5 Ekim 2011

Shuffle III


III.

Havaalanının tren istasyonu kısmına girdi. Şarkı arasındaki sessizlikte bir an durdu ve etrafına bakındı. İçerisi çok sıcaktı. İçeride de tren bekleyen gençler kocaman çantalarını duvara dayayıp yanlarına yerlere oturmuşlardı. Havaalanı terminallerine geçişin bulunduğu üst kata çıkmak için yürüyen merdivene yöneldi. Merdivene çıktı, bavulu sabitledi. Çalmaya başlayan şarkının ne olduğuna baktı ve bir anda sessizce gözyaşlarına boğuldu.

Hayat hep ileri doğru akıyordu, en temel aksiyomdu bu yaşamla ilgili. Düzenden kaosa doğru gidiyorduk her zaman aslında. İnsan ve evren birbirine tamamen zıt iki varlıktı nerdeyse. İnsan düzen için, başa çıkabileceği, anlayabileceği, değiştirebileceği, kendini tatmin edecek bir dünya kurabilmek için çalışıyordu. Toplumsal normlar ya da insanın içindeki idealler, ne derseniz diyin toplum daha iyiye doğru gidiyordu bazen yavaş bazen hızlı. Ama direniyordu evren bu değişikliğe. Kaos da tam buydu; her sistemin kendine yapılan dışarıdan müdahaleyi reddetmesi. Evrenin düzenle bir derdi yoktu, ama düzen yapaydı. Günler sonra Lyon havaalanında ağlamaya başladığı o anı düşündüğünde tüm bunları Jurassic Park'a bile bağlayacaktı. Ama o anda düşündüğü hayatın genel düzeninden çok ileri giderken kaybedilenler ve korunanlardı.

B. hayatının bir safhasıydı. Masal gibi değil, yumruk gibiydi onunla her şey. Tüm mücadele, tüm yenilgiler, tüm başlangıçlar ve tüm bitişler. Onu özel yapan şey de bu gerçeklik olmuştu.

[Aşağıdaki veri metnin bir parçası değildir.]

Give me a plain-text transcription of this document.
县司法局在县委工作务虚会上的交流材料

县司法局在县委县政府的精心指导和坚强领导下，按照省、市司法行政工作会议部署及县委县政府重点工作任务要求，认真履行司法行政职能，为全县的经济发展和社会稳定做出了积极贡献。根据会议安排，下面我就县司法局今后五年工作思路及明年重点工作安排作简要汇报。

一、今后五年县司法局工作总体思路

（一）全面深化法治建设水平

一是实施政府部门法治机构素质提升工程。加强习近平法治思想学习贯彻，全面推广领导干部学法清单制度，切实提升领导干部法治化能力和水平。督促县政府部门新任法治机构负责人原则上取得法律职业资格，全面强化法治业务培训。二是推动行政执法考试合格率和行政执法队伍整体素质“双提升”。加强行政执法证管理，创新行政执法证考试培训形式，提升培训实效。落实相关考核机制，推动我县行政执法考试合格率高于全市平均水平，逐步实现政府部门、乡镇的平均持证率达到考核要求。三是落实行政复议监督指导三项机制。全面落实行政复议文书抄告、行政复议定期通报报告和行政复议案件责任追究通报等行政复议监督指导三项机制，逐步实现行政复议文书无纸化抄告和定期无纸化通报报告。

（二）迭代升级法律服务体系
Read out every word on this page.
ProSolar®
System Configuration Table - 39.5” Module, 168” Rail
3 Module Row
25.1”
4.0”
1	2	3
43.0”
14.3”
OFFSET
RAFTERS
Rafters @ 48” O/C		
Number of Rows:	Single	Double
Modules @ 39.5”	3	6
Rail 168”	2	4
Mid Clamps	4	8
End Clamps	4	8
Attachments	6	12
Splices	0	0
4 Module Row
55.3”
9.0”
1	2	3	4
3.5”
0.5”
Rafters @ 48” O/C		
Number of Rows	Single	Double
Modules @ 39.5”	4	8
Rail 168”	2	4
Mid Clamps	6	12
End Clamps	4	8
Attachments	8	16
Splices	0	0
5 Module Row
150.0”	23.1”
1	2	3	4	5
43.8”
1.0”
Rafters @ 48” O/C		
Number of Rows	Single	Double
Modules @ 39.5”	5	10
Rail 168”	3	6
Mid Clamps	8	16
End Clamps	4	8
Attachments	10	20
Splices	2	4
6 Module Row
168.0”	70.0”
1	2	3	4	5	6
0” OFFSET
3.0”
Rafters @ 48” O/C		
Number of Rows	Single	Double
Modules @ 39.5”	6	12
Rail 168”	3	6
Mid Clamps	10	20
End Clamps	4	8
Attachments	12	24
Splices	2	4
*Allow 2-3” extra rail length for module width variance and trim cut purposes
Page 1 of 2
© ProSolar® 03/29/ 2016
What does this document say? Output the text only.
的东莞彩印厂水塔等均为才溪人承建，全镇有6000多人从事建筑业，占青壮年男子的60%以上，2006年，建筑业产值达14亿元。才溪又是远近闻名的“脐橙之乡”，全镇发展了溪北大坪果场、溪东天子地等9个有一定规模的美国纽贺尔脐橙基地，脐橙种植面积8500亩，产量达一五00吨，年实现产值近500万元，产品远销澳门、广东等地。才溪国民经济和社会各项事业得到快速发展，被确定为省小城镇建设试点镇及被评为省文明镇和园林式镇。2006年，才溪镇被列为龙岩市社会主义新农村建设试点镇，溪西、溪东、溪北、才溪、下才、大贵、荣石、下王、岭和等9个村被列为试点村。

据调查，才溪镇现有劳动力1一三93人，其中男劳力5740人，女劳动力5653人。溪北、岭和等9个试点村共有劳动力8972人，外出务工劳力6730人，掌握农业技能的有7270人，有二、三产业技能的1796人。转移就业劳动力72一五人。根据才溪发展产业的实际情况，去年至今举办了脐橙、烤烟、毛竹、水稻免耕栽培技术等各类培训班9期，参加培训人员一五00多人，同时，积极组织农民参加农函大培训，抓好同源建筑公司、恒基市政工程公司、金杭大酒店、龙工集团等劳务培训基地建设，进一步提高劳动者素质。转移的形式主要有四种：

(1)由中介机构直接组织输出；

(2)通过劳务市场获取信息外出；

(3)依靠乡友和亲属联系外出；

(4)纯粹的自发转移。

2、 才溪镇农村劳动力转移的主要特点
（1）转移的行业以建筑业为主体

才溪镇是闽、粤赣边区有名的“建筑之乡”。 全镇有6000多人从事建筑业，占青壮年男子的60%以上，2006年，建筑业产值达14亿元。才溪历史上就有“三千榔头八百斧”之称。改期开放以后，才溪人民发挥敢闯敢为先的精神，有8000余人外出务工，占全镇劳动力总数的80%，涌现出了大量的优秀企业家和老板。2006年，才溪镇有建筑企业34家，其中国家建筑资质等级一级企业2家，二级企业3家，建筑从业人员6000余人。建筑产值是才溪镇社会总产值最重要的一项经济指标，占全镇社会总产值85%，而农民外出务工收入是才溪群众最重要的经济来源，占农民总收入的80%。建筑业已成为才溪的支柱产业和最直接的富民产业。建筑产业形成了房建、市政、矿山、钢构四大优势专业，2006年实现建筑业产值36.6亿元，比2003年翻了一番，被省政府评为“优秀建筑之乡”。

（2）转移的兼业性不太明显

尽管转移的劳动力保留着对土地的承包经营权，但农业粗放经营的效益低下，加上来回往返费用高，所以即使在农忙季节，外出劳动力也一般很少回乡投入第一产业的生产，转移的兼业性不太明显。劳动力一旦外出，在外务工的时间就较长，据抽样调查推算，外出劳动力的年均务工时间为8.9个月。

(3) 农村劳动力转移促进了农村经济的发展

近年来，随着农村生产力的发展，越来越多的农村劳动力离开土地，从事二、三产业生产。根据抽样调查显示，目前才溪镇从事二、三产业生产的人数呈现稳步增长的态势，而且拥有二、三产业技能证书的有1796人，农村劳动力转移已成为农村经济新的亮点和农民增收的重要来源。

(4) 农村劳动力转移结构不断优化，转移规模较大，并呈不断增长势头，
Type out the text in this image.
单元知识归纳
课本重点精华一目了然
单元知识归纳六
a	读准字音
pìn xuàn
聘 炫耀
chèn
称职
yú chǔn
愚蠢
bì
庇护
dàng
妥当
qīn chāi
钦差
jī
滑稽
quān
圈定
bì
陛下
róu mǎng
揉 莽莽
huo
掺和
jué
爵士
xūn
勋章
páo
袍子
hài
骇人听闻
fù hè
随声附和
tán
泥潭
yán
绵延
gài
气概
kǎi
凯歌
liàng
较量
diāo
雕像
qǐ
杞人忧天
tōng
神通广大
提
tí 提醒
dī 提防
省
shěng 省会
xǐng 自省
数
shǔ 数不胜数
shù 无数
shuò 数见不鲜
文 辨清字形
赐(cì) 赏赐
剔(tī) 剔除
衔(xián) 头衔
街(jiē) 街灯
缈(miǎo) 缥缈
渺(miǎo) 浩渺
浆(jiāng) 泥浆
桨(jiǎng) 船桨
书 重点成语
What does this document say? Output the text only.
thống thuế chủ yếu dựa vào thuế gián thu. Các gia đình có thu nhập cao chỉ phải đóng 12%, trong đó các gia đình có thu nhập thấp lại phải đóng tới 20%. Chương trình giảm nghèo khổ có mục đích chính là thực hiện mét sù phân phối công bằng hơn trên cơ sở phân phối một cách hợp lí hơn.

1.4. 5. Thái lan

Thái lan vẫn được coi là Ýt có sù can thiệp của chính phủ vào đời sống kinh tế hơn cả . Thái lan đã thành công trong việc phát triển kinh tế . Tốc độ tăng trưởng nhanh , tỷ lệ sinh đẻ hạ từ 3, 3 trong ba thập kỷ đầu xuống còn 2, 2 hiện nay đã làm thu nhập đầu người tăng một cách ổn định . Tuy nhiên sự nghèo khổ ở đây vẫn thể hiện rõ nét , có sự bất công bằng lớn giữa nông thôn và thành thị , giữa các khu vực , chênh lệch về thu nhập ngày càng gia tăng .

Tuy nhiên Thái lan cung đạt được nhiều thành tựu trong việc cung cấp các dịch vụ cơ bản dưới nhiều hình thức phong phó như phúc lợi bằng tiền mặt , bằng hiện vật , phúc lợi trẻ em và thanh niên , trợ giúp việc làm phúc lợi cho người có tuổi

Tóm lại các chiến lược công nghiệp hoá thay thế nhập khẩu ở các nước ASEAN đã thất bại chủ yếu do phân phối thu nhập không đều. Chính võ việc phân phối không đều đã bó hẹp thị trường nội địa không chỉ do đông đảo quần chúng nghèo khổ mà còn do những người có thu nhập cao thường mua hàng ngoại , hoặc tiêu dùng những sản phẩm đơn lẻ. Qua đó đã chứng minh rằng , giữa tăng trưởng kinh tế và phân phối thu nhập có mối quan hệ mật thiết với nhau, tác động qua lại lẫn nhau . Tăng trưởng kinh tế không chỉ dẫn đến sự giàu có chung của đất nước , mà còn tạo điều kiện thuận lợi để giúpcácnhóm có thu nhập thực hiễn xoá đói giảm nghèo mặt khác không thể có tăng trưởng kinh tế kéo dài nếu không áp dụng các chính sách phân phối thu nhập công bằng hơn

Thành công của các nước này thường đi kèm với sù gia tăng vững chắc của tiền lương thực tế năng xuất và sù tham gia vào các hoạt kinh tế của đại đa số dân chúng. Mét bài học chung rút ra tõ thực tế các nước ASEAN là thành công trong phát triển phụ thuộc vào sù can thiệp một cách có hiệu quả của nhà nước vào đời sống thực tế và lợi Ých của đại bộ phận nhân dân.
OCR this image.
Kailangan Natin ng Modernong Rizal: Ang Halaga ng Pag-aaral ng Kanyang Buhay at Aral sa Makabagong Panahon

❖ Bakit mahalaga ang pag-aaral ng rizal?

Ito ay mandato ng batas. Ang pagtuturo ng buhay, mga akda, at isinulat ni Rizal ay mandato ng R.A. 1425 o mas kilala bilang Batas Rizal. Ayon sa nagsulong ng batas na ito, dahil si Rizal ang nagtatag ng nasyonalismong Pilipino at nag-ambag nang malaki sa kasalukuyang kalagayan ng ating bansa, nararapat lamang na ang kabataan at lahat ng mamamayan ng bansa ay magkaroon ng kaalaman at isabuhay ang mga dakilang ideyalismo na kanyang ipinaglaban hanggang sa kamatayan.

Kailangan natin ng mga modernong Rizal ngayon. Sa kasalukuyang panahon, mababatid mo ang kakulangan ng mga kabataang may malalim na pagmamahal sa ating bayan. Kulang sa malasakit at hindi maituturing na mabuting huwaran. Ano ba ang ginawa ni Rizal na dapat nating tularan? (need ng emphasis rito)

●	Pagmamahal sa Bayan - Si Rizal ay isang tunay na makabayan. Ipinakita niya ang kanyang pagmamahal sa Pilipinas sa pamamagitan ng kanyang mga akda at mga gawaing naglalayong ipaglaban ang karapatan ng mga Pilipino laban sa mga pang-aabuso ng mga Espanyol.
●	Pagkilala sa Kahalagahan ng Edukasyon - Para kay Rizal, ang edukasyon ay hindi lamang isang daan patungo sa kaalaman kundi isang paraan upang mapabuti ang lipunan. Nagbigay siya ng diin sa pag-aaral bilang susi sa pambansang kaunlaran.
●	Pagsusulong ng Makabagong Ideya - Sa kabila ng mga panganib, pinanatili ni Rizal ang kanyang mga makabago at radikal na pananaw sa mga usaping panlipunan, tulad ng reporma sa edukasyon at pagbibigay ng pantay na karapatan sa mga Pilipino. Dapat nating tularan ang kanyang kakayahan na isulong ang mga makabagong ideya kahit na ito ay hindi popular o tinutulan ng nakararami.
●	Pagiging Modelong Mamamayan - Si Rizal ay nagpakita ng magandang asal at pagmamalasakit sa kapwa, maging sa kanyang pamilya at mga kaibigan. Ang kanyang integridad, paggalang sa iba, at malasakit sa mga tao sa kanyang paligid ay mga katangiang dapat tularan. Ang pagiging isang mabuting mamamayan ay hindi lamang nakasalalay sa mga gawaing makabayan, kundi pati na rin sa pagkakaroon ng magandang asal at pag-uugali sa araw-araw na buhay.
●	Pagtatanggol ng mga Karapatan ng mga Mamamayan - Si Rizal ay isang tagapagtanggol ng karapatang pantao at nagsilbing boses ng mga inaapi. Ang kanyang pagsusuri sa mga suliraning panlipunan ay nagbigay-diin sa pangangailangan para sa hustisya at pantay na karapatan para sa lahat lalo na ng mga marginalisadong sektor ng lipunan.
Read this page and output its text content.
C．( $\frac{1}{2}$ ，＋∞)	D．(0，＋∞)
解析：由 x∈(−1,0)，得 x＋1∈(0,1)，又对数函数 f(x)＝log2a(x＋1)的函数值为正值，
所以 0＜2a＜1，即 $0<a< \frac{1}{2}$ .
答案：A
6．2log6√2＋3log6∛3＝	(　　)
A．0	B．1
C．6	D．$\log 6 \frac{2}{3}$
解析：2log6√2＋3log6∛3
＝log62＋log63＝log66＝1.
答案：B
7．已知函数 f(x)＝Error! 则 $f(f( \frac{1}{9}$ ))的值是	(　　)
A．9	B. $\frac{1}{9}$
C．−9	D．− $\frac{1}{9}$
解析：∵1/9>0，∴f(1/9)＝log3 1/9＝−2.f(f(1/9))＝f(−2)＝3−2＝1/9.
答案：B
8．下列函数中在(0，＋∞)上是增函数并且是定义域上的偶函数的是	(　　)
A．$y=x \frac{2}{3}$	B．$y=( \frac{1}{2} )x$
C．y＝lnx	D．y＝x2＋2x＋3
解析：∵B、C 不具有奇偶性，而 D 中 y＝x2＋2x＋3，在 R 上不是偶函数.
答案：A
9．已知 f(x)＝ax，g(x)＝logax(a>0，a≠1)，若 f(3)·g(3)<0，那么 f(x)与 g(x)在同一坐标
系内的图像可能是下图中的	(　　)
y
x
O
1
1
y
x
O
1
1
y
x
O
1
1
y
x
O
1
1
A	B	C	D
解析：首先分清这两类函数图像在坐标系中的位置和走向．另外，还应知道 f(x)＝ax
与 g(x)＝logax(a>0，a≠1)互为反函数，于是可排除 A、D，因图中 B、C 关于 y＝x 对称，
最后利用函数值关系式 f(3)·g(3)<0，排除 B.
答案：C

O varken hayatında tüm o mücadele anlamlıydı, bir düzen içindi çünkü. İstediği şey bu muydu onu çok sorgulamıştı zamanında, şimdi de net bir fikri yoktu o konuda. Ama bu kelimeler o ayları anlatan doğru kelimelerdi.

Ama kaosa doğru gitmişti her şey. Tamir edilen her yaranın daha büyükleri açılmıştı aralarında. Bir gün ona " 'Aşk Tesadüfleri Sever' seyret mutlaka. Ama birlikte seyretmeyelim, çok ağlarız" demişti. Bu son sözleri olmasa da onunla ilgili belleğinde kalan son anı olmuştu. Adeta düzenin bozulduğunu kabul ettikleri, kaosun başladığı o anı simgelemişti film ve laf.

Tıpkı bir ölüden kalan bir hatırayı yanında taşımak gibi bu sözleri de beyninde taşımıştı haftalarca. Bir türlü kendinde o gücü bulup da filme gidememişti. Korktuğu kaos değildi artık. Ama gücünü kaybetmekten korkuyordu. İlk defa ışıkları kapatıp da karanlıkta ağladığı zaman değildi bu kaosun başlangıcı. Hatta hiç ağlamamıştı, kendini de şaşırtan bir şekilde.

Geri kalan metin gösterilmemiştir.